Les rencontrer me fait toujours mal. C’est comme si le premier, que je n’ai pas su aider, n’avait pas arrêté de pleurer.
J’aurais aimé lui dire que tout irait bien, même s’il ne m’avait pas cru à ce moment-là. Ni elle ni, du tout, moi-même (car la fille qui pleure à la gare impressionne, émeut, est apocalyptique, la fille est anxieuse et suffoque et le filet d’air noir souffle de sa gorge, l’air asthmatique du mauvais amour, du voyage, de la surprise déshonoréed’attente radicale frustrée, et alors tout ressemble à un cloaque et un chagrin noir et un train de nuit vers le centre de la terre).
Elle voulait qu’on lui dise que tout finirait bien, même si ce ne serait pas avec lui, avec ce vrai terroriste qui l’avait laissée gifler l’air comme un cafard face visible (un gars qui ne s’avère jamais aussi intelligent , ou ce beau gosse, ou ce drôle, ou ce plus tard) si tendre, pas aussi mec qu’il le pense ; un gars avec un seul grand cadeau, et c’est qu’elle l’aime).
J’aurais aimé lui dire qu’il cesserait de s’en soucier. Qu’un jour elle se croirait en train de pleurer dans une gare et qu’elle le verrait de l’extérieur, comme si c’était la vie d’une autre femme.
J’aurais aimé lui acheter une cigarette au menthol et lui promettre que nous lancerions des malédictions tziganes sur cette bête jusqu’à ce qu’au moins, il devienne prématurément chauvepour redoubler un peu dans la terreur masculine contemporaine.
Je n’ai rien fait de tout cela. J’ai continué mon chemin. Par pudeur, je ne sais pas, par étourdissement.
Mais depuis, si je croise l’un d’eux, je lui tends un clenic ou une cigarette sans dire un mot, dans une résistance silencieuse, et parfois elle essuie ses larmes et les fume en silence, souriant avec reconnaissance, se calmant. Ou, s’il commence à parler, je lui demande s’il a besoin de quelque chose ou si je dois me casser une jambe, et puis il rit généralement et je profite du souffle de joie pour lui dire que le train part dans une demi-heure et que nous pourrions aussi bien avoir le temps de partir.deux, que tout est à organiser.
Il y a des envoyés spéciaux partout. Il y a des femmes qui s’occupent d’autres femmes inconnues dans les gares, et dans les trains en marche, et à la porte de la Zara de Fuencarral et dans les cafétérias et dans les toilettes des discothèques, quand nous avons formé un Concile de Trente en un temps record et les meilleures stratégies volent pour résoudre le désordre de la nuit, et il y a des lingettes démaquillantes pour réparer le mascara maculé de tout dégoût et un tampax infini et des parfums et des fards à joues et de nouveaux rouges à lèvres sont nés avec lesquels les amis font se redressant avec soin, se tenant délicatement le visage, avec fraternité.

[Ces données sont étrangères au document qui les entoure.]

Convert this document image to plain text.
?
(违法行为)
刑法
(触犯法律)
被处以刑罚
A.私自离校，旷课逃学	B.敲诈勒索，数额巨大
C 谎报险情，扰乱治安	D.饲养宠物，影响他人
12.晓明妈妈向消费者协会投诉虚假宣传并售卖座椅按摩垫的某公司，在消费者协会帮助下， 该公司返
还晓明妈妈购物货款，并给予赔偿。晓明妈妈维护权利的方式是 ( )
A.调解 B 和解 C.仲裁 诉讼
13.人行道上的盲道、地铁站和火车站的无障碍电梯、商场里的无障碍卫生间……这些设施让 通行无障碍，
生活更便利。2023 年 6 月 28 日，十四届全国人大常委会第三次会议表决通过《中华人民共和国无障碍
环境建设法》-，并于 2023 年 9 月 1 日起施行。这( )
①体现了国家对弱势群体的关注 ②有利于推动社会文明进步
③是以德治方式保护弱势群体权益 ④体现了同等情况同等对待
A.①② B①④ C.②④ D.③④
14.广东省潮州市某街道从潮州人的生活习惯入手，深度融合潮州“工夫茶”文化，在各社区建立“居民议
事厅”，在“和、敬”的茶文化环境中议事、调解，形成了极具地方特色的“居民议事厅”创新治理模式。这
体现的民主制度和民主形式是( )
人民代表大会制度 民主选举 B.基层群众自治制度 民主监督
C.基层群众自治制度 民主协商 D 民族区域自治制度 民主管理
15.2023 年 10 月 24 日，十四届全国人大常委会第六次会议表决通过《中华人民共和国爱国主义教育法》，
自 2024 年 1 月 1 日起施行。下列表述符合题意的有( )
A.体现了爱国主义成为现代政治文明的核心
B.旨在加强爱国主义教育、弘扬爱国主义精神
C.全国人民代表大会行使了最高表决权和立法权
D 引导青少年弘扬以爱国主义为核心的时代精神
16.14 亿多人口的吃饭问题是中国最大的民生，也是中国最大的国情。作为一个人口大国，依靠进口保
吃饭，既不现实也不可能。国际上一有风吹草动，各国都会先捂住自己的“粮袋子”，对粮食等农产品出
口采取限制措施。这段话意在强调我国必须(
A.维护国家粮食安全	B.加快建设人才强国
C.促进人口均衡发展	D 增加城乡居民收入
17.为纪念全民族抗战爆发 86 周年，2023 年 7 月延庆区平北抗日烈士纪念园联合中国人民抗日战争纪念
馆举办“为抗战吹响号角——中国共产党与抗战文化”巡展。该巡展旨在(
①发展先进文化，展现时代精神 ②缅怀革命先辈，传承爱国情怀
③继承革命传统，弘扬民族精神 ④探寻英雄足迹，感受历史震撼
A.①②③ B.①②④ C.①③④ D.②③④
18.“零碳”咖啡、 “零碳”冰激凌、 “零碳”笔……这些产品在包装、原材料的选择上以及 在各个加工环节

Nous sommes une société secrète. Nous fonctionnons par empathie et par quartiers.
Après la danse, je rentre chez moi avec Nora en parlant de choses et d’autres. « Avant, j’avais l’impression qu’il me manquait toujours des trains. Dernièrement, je pense que je suis peut-être le train. »
Je ne sais plus qui l’a dit. Mais l’autre a compris.